Mad About the Boys

The two bestselling authors of Indian romances, and what they say about the youngsters who read them.

Written by Anushree Majumdar | Updated: February 8, 2014 11:34:43 pm
The two bestselling authors of Indian romances, and what they say about the youngsters who read them. The two bestselling authors of Indian romances, and what they say about the youngsters who read them.

It is a simple story: boy meets girl on a matrimonial site, they exchange numbers, they have long conversations, they fall in love, they meet, they get engaged. But she dies in a car accident. Her fiance, Ravin, dumbstruck by the tragedy, writes a book to keep her memory intact.

The girl on the Delhi Metro had reached the end of the story, the last few pages of the book resting against her index finger. Her eyes began to fill quickly, brimming with tears that would slowly course down her face; she didn’t notice the man sitting across her, watching her intently. “I knew she’d reached the part where Khushi died,” says Ravinder Singh, the author of I Too Had A Love Story, a title that continues to stay on bestseller lists six years after it was published. That was not the first time he had encountered somebody reading his book on the metro, but it was the first time he watched a reader cry.

“It was a different kind of a love story. It didn’t have a happy ending. The reality of it connected with the readers,” says Singh. The book was first published in 2008, but by 2009, Orkut community groups sprang up.

Readers from Bhubaneshwar, Hyderabad, Kolkata, Chandigarh and Jaipur were joining the page, requesting Singh to share a photograph of Khushi and write another book. Singh quit his job with Microsoft to write full-time for readers across India who live vicariously through his love stories, write to him every day on his Facebook fan page and throng to book launches in hundreds. They are evangelists who seek to convert everybody into a “Ravin” follower.

Sanmeet Kaur in Chandigarh describes meeting Singh as one of the best days of her life. “I cried for a week after reading his first book, he presents love stories so accurately. I love Ravin so much because he is a good person, he actually replies to our wall posts,” says Kaur, 19, a first-year BCA student at Punjab University. Ask any of his readers why Singh is “the best author in the world” and they will tell you because he is so “down to earth”. “When he writes about love, it touches my heart. I feel like I am living his story, walking in his shoes,” says Pinaki Sahoo from Bhubaneshwar. Singh’s protagonists are young, Punjabi by nature, and touched by the simplicity of the world they live in. They hum film songs, wait for phone calls, stay up nights to chat, and love fearlessly, without apology. There is no sex in these stories, the lovers hold each other tenderly and coax a kiss or two. His readers are like his characters, not the sort of people who read books. Fed on a diet of Bollywood films and music, they hope that some of that magic, the fairy dust that can change lives, will lightly fall on them.

But in the bigger cities and metros, a different kind of a love story is being played out.
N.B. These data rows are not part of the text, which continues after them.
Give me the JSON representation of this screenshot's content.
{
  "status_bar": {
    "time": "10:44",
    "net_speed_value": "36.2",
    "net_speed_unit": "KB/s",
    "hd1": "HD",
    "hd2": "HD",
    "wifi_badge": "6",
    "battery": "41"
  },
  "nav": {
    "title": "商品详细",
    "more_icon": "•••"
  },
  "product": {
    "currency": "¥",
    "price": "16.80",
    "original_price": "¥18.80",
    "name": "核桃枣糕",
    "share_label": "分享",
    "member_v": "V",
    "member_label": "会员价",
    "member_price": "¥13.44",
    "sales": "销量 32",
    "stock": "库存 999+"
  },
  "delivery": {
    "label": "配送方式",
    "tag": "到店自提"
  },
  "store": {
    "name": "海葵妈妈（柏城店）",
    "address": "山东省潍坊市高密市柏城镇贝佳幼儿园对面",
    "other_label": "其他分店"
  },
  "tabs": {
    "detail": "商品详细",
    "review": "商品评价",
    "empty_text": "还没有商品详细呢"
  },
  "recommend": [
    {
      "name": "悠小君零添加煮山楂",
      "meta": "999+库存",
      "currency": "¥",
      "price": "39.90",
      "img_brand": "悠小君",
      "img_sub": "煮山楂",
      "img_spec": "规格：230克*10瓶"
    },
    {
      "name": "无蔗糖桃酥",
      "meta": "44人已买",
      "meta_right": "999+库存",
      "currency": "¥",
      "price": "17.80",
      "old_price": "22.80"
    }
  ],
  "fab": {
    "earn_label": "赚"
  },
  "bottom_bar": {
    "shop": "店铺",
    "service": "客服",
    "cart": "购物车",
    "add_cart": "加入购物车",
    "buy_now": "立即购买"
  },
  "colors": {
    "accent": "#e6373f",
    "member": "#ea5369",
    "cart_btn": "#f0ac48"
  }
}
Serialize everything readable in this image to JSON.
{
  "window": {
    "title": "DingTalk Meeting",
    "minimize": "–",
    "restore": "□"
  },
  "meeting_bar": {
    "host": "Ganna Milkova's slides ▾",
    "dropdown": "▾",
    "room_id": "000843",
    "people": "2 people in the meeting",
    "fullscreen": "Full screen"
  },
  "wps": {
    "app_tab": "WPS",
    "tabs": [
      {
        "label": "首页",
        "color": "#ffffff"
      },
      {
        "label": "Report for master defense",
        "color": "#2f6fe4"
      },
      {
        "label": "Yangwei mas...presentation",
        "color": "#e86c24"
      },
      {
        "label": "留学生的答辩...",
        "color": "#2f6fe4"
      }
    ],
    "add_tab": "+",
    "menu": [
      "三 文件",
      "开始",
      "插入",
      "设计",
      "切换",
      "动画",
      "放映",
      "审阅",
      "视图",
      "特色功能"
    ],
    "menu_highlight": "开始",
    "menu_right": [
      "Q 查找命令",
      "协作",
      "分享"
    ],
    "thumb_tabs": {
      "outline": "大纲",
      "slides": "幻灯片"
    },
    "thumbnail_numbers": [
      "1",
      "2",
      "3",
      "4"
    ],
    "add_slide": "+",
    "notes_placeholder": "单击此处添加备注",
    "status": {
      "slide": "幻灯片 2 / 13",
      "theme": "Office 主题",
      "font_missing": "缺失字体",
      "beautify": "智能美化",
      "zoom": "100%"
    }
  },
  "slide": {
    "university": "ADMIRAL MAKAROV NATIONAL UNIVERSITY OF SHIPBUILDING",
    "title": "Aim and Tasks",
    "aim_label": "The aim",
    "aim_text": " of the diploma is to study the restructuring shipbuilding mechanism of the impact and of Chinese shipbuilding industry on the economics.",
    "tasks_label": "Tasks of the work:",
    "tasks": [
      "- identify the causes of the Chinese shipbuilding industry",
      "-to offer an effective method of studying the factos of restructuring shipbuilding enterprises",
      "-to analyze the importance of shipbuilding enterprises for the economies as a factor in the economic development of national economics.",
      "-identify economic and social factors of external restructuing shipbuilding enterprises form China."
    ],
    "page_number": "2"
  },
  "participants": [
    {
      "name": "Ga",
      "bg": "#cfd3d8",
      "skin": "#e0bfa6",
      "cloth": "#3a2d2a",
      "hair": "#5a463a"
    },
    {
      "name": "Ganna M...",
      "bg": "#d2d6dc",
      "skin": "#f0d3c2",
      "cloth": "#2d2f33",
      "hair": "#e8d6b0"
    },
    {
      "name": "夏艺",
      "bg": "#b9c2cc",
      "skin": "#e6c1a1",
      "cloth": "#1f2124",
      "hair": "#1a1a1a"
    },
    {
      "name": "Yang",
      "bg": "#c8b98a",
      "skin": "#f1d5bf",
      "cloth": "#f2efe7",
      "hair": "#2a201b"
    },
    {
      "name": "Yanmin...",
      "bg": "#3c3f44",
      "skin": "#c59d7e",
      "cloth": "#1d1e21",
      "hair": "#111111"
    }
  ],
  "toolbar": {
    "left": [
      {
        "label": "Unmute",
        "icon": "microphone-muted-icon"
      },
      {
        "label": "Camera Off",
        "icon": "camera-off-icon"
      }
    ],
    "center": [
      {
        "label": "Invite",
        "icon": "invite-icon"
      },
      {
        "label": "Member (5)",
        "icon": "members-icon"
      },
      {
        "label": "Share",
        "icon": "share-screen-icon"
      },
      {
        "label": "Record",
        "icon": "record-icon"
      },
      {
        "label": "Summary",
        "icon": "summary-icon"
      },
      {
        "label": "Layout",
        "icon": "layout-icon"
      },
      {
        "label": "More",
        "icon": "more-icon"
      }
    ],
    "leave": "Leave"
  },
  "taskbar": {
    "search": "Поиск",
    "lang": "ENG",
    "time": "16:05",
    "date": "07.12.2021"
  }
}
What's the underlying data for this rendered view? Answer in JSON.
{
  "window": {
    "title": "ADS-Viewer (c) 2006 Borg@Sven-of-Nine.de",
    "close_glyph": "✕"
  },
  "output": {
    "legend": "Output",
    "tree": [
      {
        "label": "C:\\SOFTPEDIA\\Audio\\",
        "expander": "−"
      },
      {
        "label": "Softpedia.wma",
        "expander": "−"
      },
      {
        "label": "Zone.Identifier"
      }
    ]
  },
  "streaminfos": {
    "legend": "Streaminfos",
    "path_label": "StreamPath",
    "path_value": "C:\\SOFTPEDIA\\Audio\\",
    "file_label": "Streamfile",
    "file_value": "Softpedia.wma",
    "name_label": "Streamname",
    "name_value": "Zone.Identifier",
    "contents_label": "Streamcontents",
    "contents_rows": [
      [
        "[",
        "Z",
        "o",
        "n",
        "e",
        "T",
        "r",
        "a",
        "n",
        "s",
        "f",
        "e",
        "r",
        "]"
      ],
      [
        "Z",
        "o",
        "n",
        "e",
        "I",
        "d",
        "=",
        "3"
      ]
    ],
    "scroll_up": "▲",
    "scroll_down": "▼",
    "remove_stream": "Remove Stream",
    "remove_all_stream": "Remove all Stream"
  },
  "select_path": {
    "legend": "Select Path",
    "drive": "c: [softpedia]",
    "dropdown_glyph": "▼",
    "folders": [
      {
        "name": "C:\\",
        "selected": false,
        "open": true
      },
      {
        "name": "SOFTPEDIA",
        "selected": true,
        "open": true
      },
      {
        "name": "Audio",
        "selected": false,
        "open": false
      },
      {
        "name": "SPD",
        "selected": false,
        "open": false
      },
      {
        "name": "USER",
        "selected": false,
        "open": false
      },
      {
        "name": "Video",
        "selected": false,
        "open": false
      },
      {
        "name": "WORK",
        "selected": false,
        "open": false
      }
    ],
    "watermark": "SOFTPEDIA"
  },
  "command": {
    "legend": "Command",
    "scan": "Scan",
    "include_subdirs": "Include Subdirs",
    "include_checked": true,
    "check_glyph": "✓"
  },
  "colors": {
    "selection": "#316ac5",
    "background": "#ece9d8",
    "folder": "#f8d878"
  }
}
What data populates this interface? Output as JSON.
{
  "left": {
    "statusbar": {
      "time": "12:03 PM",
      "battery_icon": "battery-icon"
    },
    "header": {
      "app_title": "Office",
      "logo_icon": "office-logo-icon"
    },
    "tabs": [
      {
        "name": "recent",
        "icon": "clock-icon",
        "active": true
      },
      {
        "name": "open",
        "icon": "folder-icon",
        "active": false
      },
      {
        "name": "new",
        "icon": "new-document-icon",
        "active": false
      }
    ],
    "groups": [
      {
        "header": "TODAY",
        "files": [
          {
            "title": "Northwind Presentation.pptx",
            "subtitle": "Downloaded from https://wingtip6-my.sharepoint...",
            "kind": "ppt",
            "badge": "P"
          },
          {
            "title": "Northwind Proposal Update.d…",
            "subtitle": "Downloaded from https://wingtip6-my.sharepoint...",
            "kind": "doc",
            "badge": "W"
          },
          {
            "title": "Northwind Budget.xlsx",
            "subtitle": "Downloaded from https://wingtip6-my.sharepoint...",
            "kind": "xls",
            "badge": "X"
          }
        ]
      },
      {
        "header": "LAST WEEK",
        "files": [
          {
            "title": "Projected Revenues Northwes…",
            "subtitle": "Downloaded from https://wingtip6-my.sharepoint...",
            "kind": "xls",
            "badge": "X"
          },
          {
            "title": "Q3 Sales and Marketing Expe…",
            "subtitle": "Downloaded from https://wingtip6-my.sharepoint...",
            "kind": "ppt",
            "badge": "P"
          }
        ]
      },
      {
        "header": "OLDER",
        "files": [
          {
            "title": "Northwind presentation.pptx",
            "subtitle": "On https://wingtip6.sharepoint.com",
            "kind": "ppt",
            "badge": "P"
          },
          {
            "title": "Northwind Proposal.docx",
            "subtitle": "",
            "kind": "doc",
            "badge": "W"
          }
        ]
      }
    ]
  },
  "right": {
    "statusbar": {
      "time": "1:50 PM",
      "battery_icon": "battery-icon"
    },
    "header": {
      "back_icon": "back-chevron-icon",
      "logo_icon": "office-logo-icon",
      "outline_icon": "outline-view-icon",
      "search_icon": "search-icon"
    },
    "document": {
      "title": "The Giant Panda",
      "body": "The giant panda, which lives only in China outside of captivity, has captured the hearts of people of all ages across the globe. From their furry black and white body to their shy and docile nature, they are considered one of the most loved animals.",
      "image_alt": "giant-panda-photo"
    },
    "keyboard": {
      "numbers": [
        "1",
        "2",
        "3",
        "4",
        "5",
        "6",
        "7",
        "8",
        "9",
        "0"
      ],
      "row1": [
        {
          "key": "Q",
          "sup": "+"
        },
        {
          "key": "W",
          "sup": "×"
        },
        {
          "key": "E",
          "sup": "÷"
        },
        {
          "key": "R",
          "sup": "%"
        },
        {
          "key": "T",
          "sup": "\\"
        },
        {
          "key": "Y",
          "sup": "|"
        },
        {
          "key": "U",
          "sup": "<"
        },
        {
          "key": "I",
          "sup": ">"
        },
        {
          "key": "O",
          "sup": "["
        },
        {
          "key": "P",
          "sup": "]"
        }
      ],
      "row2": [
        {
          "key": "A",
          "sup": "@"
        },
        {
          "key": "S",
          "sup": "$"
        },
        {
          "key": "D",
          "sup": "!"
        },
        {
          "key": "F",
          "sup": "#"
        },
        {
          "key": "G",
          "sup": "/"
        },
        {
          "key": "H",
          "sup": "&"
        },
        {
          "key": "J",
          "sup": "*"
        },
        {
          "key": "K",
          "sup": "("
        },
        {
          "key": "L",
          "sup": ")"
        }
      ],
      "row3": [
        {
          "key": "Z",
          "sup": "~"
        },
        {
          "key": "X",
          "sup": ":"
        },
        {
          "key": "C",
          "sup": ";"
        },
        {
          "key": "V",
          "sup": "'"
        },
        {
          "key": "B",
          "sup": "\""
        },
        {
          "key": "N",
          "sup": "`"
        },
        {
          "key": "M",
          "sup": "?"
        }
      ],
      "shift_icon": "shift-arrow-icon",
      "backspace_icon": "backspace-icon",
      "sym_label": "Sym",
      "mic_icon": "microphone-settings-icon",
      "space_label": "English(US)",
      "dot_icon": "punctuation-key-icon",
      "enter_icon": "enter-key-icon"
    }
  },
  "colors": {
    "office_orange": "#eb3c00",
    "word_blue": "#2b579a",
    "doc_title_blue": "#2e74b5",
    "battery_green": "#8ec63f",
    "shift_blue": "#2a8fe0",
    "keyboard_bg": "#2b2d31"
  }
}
A world inhabited by Durjoy Datta’s characters, some of whom are awkward, some fast thinking, others smooth talking, four-letter words flying in the air. In Datta’s lovescape, fingers entwine under the sheets and people kiss with tongue. But his readers don’t care too much for that kind of action. “It’s the setting. Durjoy has such a way with words… I feel that a person, though imperfect, is always perfect for one right person,” says Aditi Jodha, a 19-year-old law student in Jaipur. In her spare time, Jodha is the administrator of a Durjoy Datta group on Facebook. At 26, Datta confesses to having his share of relationships and love affairs but is careful to slot his books under the Young Adult banner. “YA American books are unrelatable because they don’t speak the way we do, readers in India don’t always get their pop culture references,” says Datta. But, at the heart of every novel, is the love story.

“I’m intrigued by romance, falling in love changes you as a person, every single time. I model some of the men on myself,” says Datta, whose male protagonists are mostly goofy and quite sceptical of any kind of romance in the beginning. The women in his books are smart, funny, but like the men, they are open about their insecurities, eager for approval and sometimes, courageous enough to look into the mirror and face themselves.

Singh and Datta’s success has encouraged their fan base to write their own love stories. “I get so many emails from readers telling me their stories and asking me for help,” says Singh. Rekha Mishra, an ardent “Ravin” fan, recently won the most popular story entry on a story blog for Lost Inside Your Love, a short story about two Ravinder Singh fans who meet online and fall for each other. “It is my first attempt at writing. But I’m already blessed, Ravinder read my story and liked it,” says Mishra. At the end of the day, say what you will, you can’t lose with a love story.